The diffusion distance is a distance representing the connection strength of the graph structure. When the connection is strong, the diffusion distance is small (near), and when the connection is weak, the distance is large (far). The diffusion distance measures the shortest distance on the surface of the curved surface, almost the same as the geodesic distance, but is more robust to noise and data loss than the geodesic line. The diffusion distance d _D between the two points x and y can be calculated by the following equation.

  The graph Laplacian matrix can be obtained from the position coordinates for each vertex and the connection relationship.

  ADD is a scalar field where the central area of the 3D model is low and the end area of the 3D model is high.

  FIG. 6 is a schematic diagram illustrating an example of ADD in the case of a three-dimensional model of a human whole body. The figure shows that the ADD around the navel located at the center of the whole body is low, and the ADD around the fingertips and the top of the head located at the end of the whole body is high.

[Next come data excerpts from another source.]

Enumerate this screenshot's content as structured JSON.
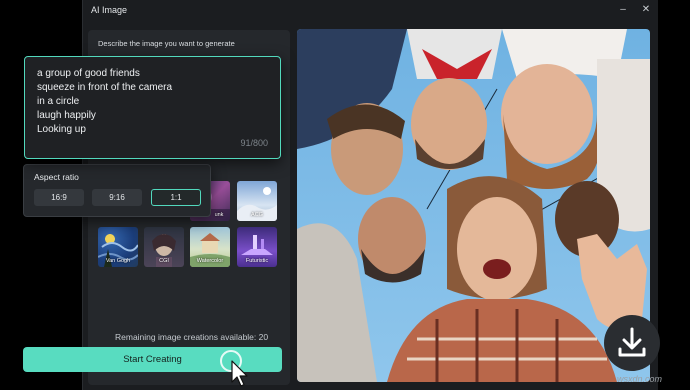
{
  "window": {
    "title": "AI Image"
  },
  "prompt": {
    "label": "Describe the image you want to generate",
    "lines": [
      "a group of good friends",
      "squeeze in front of the camera",
      "in a circle",
      "laugh happily",
      "Looking up"
    ],
    "counter": "91/800"
  },
  "aspect": {
    "title": "Aspect ratio",
    "options": [
      "16:9",
      "9:16",
      "1:1"
    ],
    "selected": "1:1"
  },
  "styles": [
    {
      "label": "unk",
      "icon": "style-partial-icon"
    },
    {
      "label": "ACG",
      "icon": "style-acg-icon"
    },
    {
      "label": "Van Gogh",
      "icon": "style-van-gogh-icon"
    },
    {
      "label": "CGI",
      "icon": "style-cgi-icon"
    },
    {
      "label": "Watercolor",
      "icon": "style-watercolor-icon"
    },
    {
      "label": "Futuristic",
      "icon": "style-futuristic-icon"
    }
  ],
  "remaining": "Remaining image creations available: 20",
  "start_button": "Start Creating",
  "watermark": "wsxdn.com",
  "colors": {
    "accent": "#52d9bd",
    "background": "#1b1d20",
    "panel": "#25282c"
  }
}
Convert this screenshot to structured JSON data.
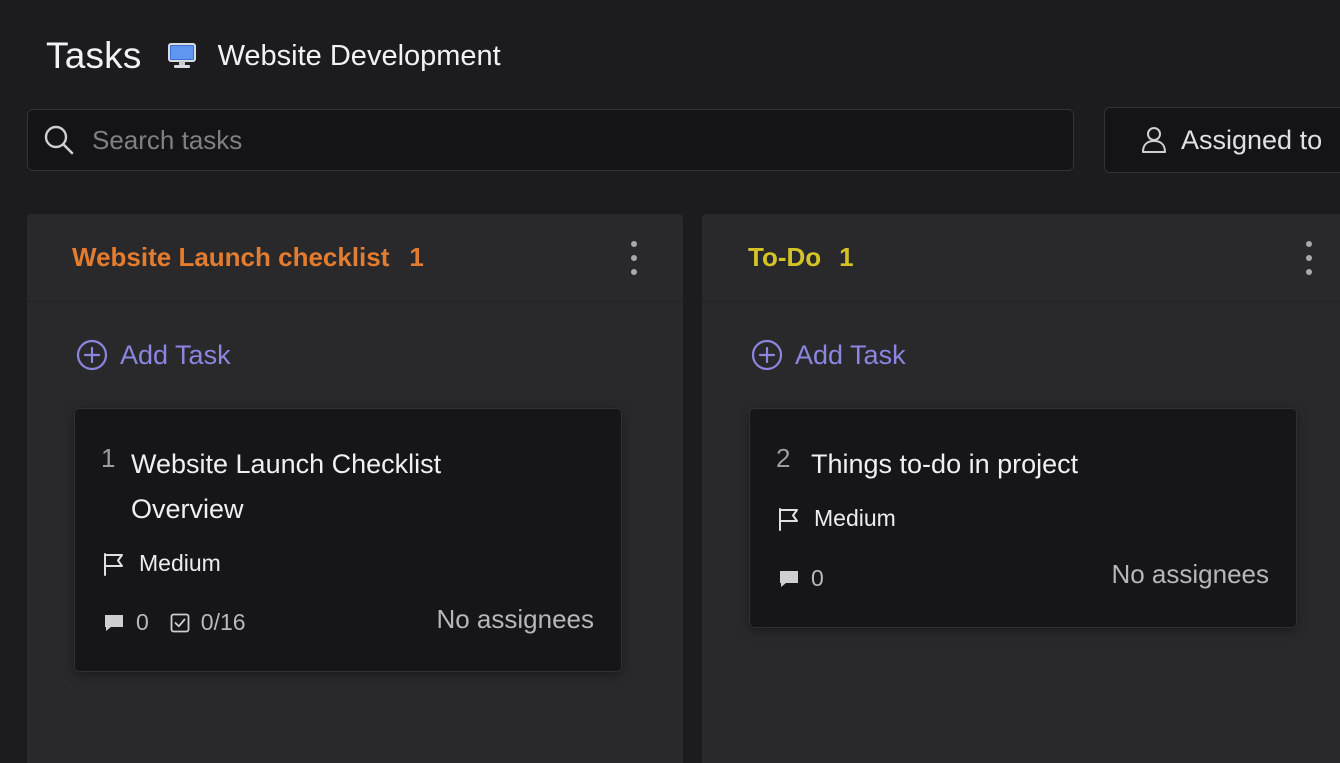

  FIG. 7 is a schematic diagram illustrating an example of the ADD gradient direction. The figure shows the sampling point that is the object of calculation of the ADD gradient direction in the center of the figure, and shows that there are six other vertices connected to this sampling point.

The apparatus 1 calculates the ADD gradient direction of the other vertex connected to the sampling point for each sampling point by the following equation.

ADD gradient direction = (V1 + V2 +... + Vn) / n

Here, n is the number of other vertices connected to the sampling point to be calculated in the gradient direction of ADD, and n = 6 in the example shown in FIG.
Further, V1, V2,..., Vn are gradient vectors of sides connecting the sampling points for calculation of the ADD gradient direction and other vertices connected to the sampling points, and are calculated by the following equations. The

V1 = (a1-a0) e1
V2 = (a2-a0) e2
...
Vn = (an−a0) en

Note that a0,..., An are ADD values of the respective points.
E0,..., En are values in the unit direction (vector) of each side connecting the sampling point to be calculated in the ADD gradient direction and other vertices, and x0,. Assuming the three-dimensional coordinates (three-dimensional position) of the point, the following formula is used.

e1 = (x1-x0) / | x1-x0 |
e2 = (x2-x0) / | x2-x0 |
...
en = (xn-x0) / | xn-x0 |

Returning to FIG.
The apparatus 10 constructs a local depth image for each sampling point (S24).
FIG. 8 is a schematic diagram showing the positional relationship between the three-dimensional model, the projection plane on which the local depth image is perspectively projected, and the camera center of the virtual camera coordinate system.

  Here, the coordinate system of the virtual camera sets, for each sampling point, the aforementioned normal direction as the Z direction and the aforementioned ADD gradient direction as the Y direction. The distance from the sampling point to the camera center of the virtual camera determines the size of the local area of the three-dimensional model that enters the local depth image (the range is wide if the distance is large, and the range is narrow if the distance is small). The resolution (for example, 50 × 50 pixels) of the local depth image for each sampling point is constant for each sampling point. Information indicating the distance from the sampling point to the center of the camera and the resolution of the local depth image is set in the apparatus 10 in advance (stored in the storage unit 15).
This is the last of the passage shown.